Membentuk tujuan hidup. Part 2: ANTI-Values.



Apa tujuan hidupku?

Itu pertanyaan yang muncul ke diriku beberapa hari terakhir, yang membuatku mulai menulis tentang ini. Menurutku, memang manusia harus punya tujuan. Visi kedepannya.

Manusia jangan sekadar hidup. Tapi harus tahu dia mau jalan kemana dan sebagai apa. Sehingga membahas soal tujuan bukan hanya berbicara tentang apa yang kita kerjakan sekarang. Tetapi hidupku ini (secara umum) mau jadi apa?

Singkatnya, melalui tulisan ini aku akan kembali lagi menceritakan proses yang sudah aku lalui. Ada tiga tips soal mencari tujuan hidup, namun topik kali ini akan kubagi menjadi tiga bagian supaya tidak over complicated.

Pada tulisan kali ini, akan kubagi cara pandang keduaku dalam menemukan tujuan hidup. Untuk yang pertama bisa cek disini, dan untuk yang ketiga bisa cek disini.

Jika pada tips pertama kemarin aku berbicara soal value, tips kedua aku akan berbicara soal ANTI-value.

 

ANTI-Value pertamaku.

Ini semua dimulai ketika aku tidak ingin menjadi kaya. Dalam arti, uang secukupnya saja, tidak perlu sampai yang berlebih.

Sehingga ANTI-Value pertamaku adalah: aku tidak ingin menjadi kaya materi. ANTI-Value kumaknai sebagai suatu hal yang ingin kamu hindari. Aku menghindari menjadi kaya materi.

Bukan karena aku kurang ambisi, bukan. Tapi karena aku mempelajari bahwa uang tidak bisa membeli segalanya. Ada hal-hal yang tidak bisa dibeli dengan uang.

Kata-kata tersebut mungkin akan memulai banyak sekali perdebatan, tapi memang makna itulah yang kumaknai sekarang. Aku hanya bercerita yang sejujurnya.

 

Kenapa aku bisa sampai berpikir seperti itu?

Dimulai ketika tahun 2017 aku mulai bekerja. Aku menabung dan mendapatkan jumlah uang yang besar dalam hidupku. Aku berambisi untuk segera menjadi kaya, membeli barang-barang bagus (laptop dan HP) terbaru / tercanggih masa itu.

2019 aku punya tabungan yang saat itu kurasa sangat banyak. Hingga saatnya papaku terdiagnosis kanker otak. Singkat cerita, uang yang kukumpulkan terasa tidak ada artinya karena dokter pun berkata, kalaupun kamu punya 1-2 miliar rupiah belum tentu papamu sembuh.

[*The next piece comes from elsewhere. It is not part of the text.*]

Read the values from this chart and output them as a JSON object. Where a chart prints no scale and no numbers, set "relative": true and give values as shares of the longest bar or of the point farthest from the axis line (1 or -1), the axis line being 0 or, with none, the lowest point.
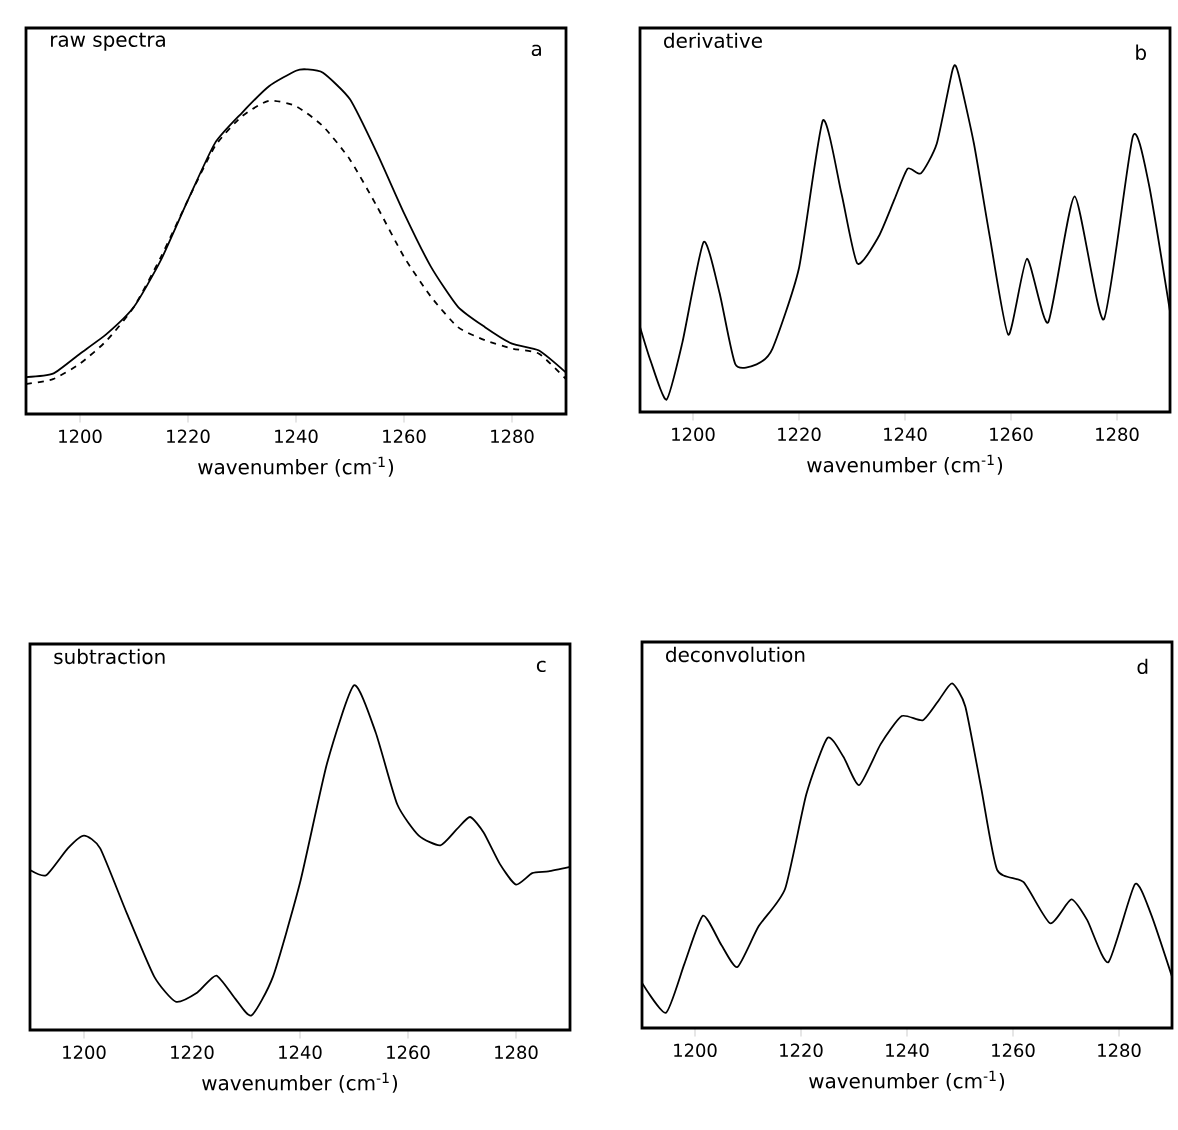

Padahal saat itu tabunganku belum mencapai 50 juta. Akhirnya Tuhan ijinkan papaku berpulang pada Juli 2019. Saat itu uang yang kumiliki terasa hampa.

Makan pun tidak ada lagi yang lezat. Barang-barang yang kumiliki tidak bisa menutup rasa sedihku. Uang yang kumiliki tidak bisa membeli waktu untuk memperpanjang nyawa ayahku sedetikpun.

Saat itulah aku merasa bahwa aku tidak perlu menjadi kaya. Kenapa? Karena saat proses mencari kekayaan, kita akan cenderung melupakan banyak hal-hal kecil yang bisa kita syukuri dan nikmati bersama.

Makan bersama. Menghabiskan waktu bersama. Berbagi ilmu.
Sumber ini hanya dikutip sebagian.